Scientologist Director Slams Psychiatry

Associated Press/January 11, 2006

When Joseph Feshbach, a Scientologist, joined QuadraMed Corp.'s board in 2001 he didn't think the health-care information technology company would ever involve itself with the "pseudo-science" of psychiatry.

So when the company decided to market its pharmacy software to psychiatric hospitals, Feshbach quit.

"Psychiatry is a pseudo-science and its practices, including the widespread use of psychotropics, is leaving widespread misery and even death in its wake," Feshbach told the board in his resignation letter filed Tuesday with the Securities and Exchange Commission.

A spokeswoman for the Reston, Va., company declined to discuss Feshbach's decision.

Feshbach, a member of the Church of Scientology, told Dow Jones Newswires "I didn't expect something like this to happen."

Like other adherents to Scientology, Feshbach is opposed to the practice of psychiatry, including drug treatments for depression and other psychological disorders.

Scientology's objections to psychiatry got mainstream exposure in June 2005 with a denunciation of the profession by Scientologist Tom Cruise on The Today Show. Feshbach, however, said his resignation was a result of his personal belief and not his adherence to Scientology.

"(Quadramed's decision) conflicted with a moral standard of mine," he said.

Feshbach has been a Scientologist since he was 18 years old, and attributes his successes in life and business to the religion, according to his personal Web site.
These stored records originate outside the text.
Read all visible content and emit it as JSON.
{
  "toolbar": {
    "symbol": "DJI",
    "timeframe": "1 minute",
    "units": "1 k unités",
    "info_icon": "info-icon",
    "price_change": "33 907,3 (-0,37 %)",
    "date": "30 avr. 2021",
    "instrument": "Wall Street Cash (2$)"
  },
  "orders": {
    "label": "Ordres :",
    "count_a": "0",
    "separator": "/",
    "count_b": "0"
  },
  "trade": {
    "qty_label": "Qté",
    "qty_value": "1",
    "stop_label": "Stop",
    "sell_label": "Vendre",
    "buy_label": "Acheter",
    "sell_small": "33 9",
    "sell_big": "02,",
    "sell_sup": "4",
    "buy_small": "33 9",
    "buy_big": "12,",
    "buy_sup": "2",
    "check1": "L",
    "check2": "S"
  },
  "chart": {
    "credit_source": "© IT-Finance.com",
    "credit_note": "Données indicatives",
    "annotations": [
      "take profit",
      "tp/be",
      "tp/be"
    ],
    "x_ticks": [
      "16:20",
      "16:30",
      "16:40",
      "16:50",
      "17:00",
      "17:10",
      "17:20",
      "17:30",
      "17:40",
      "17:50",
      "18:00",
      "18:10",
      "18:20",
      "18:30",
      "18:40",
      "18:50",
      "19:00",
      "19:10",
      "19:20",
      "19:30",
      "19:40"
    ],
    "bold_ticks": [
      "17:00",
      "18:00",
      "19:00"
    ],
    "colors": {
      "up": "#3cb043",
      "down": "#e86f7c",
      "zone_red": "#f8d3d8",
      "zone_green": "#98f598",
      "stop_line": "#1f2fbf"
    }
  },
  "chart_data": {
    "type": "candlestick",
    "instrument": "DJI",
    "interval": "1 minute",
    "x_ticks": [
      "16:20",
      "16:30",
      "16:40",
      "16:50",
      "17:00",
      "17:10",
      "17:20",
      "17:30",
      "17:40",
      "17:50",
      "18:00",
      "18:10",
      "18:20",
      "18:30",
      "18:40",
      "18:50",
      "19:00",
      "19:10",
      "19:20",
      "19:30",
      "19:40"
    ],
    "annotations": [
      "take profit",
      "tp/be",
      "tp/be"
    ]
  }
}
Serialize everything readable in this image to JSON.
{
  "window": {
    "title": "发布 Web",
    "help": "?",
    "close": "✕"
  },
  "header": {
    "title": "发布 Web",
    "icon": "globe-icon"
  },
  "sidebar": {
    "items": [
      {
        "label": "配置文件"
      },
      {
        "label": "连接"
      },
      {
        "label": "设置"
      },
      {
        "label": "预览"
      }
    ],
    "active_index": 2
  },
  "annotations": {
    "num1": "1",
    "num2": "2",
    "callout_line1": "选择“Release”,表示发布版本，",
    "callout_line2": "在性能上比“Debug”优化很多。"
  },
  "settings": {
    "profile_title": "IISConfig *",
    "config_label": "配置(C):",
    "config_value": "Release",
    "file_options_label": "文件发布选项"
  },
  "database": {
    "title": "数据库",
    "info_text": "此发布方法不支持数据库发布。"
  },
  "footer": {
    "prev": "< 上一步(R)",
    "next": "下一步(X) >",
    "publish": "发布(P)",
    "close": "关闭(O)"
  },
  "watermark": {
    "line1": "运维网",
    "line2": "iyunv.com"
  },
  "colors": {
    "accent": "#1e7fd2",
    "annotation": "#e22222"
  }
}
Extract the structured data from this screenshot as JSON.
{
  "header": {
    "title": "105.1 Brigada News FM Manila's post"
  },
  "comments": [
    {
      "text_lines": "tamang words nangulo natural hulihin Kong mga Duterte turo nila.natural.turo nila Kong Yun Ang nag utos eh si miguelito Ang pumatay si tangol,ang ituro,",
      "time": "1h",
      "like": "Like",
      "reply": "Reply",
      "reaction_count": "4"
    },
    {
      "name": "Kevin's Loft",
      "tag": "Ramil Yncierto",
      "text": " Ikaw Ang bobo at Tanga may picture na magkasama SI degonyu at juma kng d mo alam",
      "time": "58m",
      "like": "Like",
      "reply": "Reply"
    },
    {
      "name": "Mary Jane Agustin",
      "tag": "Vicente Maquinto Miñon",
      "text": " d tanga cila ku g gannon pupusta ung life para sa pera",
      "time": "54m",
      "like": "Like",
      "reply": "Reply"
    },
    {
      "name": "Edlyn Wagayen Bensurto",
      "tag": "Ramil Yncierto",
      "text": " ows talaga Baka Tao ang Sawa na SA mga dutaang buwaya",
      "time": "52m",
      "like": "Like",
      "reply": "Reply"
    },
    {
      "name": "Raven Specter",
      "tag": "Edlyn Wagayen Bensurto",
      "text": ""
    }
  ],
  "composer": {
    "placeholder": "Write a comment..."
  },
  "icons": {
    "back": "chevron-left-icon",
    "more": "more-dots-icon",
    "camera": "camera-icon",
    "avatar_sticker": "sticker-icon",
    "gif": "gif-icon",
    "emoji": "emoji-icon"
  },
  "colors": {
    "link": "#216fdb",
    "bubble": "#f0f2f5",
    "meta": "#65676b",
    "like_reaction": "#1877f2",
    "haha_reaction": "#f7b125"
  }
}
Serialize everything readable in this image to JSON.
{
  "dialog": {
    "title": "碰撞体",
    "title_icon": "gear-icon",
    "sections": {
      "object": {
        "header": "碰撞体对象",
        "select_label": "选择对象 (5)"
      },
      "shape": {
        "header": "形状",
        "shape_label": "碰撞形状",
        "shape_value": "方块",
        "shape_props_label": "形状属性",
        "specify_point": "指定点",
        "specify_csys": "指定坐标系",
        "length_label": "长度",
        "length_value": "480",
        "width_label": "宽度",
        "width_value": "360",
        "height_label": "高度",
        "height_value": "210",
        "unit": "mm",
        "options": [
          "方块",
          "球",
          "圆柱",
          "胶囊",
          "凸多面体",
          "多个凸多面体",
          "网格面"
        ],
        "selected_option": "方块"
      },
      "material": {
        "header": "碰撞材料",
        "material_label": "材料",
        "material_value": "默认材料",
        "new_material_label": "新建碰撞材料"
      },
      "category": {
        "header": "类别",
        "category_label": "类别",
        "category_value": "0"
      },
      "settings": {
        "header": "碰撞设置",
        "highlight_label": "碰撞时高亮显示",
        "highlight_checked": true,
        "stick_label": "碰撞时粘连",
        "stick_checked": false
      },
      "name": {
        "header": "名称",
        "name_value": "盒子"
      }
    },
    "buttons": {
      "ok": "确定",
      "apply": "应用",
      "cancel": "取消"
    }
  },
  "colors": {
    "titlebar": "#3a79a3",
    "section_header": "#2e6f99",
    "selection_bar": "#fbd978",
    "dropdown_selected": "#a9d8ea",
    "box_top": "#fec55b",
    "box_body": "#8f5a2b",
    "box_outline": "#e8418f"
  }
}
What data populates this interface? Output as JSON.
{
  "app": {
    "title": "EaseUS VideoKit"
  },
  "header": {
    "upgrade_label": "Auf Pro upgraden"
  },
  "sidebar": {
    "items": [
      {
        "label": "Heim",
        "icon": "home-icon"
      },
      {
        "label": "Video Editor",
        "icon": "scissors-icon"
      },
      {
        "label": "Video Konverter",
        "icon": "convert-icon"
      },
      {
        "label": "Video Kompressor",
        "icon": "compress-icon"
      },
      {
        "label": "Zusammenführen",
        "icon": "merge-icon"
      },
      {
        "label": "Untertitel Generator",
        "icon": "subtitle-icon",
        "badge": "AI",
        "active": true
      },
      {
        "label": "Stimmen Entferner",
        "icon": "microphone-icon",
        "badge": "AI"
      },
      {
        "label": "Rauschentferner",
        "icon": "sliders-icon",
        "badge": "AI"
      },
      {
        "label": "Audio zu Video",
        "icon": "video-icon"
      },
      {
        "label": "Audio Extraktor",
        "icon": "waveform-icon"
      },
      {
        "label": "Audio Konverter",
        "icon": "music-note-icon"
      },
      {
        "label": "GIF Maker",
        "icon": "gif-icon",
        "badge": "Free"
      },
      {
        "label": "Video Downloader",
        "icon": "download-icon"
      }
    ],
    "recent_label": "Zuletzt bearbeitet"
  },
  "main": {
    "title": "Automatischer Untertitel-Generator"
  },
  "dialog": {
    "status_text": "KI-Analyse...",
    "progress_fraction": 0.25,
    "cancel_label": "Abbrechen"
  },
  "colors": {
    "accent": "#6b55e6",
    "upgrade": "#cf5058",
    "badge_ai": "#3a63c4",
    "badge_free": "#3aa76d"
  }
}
For over 20 years, Feshbach has also been an investor, both personally and as a fund manager.

From the early 1980s to the early 1990s, he managed an investment fund based on a method he describes as "informational short selling." Investors who sell securities "short" borrow stock and sell it, betting the stock's price will fall, allowing them to buy the shares back later at a lower price for return to the lender.

In April 2005, Feshbach launched Joe Feshbach Partners, an investment fund that focuses on troubled companies in a strategy he calls "Crisis Investing," which he has been using for investing his own money since 2000.

Feshbach said all investors have moral standards, and he uses his own standards in his investments, just as he did in deciding to step down from QuadraMed's board.

"It is important to align one's strategy for making money with one's own standard for what's right or wrong," he said.